Finanziers dieser Videos, die in der Regel einen Song umfassen und technisch meist hervorragend ausfallen, sind fast immer Plattenfirmen. Sie legen jeweils 15.000 bis 25.000 DM auf den Tisch, um ihre Künstler per Video zeitgemäß promoten zu können.

Hergestellt werden die Videos aber von den Künstlern selbst in Zusammenarbeit mit Videofilmern, die speziell in England das neue Medium innerhalb kürzester Zeit auf ein unerwartet hohes Niveau geschraubt haben und Kunst produzieren, obwohl ihre Auftraggeber lediglich ein brauchbares Werbemittel verlangen. Diese Ehe von Kunst und Kommerz hat jedoch einen Haken: Vielen Fernsehanstalten ist sie nicht seriös genug – und deshalb verstauben nicht wenige der ausgezeichneten Videos in den Archiven der Plattenfirmen anstatt über die Fernsehschirme zu flimmern.

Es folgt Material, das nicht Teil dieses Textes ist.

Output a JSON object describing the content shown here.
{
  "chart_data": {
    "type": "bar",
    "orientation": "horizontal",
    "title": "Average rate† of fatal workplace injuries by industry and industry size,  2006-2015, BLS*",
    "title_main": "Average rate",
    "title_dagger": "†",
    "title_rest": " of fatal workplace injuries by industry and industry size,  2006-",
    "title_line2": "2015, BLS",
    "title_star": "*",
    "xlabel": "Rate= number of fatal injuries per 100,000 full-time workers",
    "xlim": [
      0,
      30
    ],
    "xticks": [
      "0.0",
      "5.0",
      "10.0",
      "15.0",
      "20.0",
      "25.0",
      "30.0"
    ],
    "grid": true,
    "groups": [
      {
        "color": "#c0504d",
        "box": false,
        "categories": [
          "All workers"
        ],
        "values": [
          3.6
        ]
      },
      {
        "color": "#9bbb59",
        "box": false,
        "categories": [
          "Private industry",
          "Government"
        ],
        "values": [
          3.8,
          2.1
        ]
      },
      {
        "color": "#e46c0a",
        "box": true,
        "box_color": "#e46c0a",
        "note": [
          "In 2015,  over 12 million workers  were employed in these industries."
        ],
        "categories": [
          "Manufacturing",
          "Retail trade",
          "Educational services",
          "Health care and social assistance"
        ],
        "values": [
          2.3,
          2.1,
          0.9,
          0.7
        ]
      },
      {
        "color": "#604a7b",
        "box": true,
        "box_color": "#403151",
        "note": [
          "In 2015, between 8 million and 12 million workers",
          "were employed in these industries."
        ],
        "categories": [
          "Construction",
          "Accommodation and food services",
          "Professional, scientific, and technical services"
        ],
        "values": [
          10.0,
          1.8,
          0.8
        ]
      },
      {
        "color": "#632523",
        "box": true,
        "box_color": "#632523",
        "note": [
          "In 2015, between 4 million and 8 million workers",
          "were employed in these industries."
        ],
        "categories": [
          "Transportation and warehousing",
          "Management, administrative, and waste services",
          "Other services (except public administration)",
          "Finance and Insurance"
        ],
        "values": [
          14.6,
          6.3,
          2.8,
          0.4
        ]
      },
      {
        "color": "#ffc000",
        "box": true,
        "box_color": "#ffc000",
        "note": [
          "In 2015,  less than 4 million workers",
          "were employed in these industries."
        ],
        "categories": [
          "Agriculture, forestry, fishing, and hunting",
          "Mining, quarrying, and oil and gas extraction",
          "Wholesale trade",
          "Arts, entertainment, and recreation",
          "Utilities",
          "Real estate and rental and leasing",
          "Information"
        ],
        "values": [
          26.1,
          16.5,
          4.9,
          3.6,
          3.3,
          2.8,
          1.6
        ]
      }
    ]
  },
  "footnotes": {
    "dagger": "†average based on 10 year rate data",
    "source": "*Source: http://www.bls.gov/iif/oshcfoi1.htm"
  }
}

Kaum Probleme mit ihren Videos haben Plattenfirmen in Großbritannien, Belgien oder USA, wo kommerzielle Sender oder Kabelstationen gerne zugreifen. Deutschland bildet den anderen Pol: Hier fürchten die öffentlich-rechtlichen Anstalten bekanntlich alles, was nach Privatindustrie riecht, mehr als der Teufel das Weihwasser; Nur ein einziges TV-Programm – Steffi Schoeners „Pop Stop“ im dritten Kanal von Bayern und Baden-Würtemberg – setzt die kostenlosen Industrie-Videos ständig ein und gilt auch deshalb als aktuellstes und bestes Rock-Programm im Deutschen Fernsehen. Hin

und wieder läuft auch ein Industrie-Video im „Beat Club“ (III. Programm Nordkette) oder im „Musikladen“ – ansonsten Fehlanzeige.

Daß man hier noch einen Schatz heben kann, entdecken inzwischen jedoch immer mehr kommerzielle Video-Vertriebsfirmen. Mehrere von ihnen verhandeln bereits mit der Platterundustrie, um deren Promotion-Videos jedermann zugänglich zu machen. Unternehmen wie „PolyGram Video“, „RCA“ oder „Rainbow“ denken an Video-Sampler, für die sie bei den Plattenfirmen jeweils die neuesten Hits auf Video einkaufen. Vorgesehen sind auch Eigenproduktionen. In Frankfurt entsteht auf dem Reißbrett zur Zeit eine ganze Video-Zeitung, die „Playboy“-Leser im Visier hat und in Zukunft regelmäßig Kassetten mit Kurzfilmen, Werbung, nackten Mädchen und Edelrock nach Art von Blondie oder Robert Palmer anbieten will. Bereits aus den Kinderschuhen heraus ist das Projekt, Video-Sampler in Discotheken unterzubringen, die sie dann ihren Gästen zeigen: die Hamburger Firma „Video Disco“ beliefert bereits 150 deutsche Discos mit einem Querschnitt durch die Video-Archive der Plattenindustrie.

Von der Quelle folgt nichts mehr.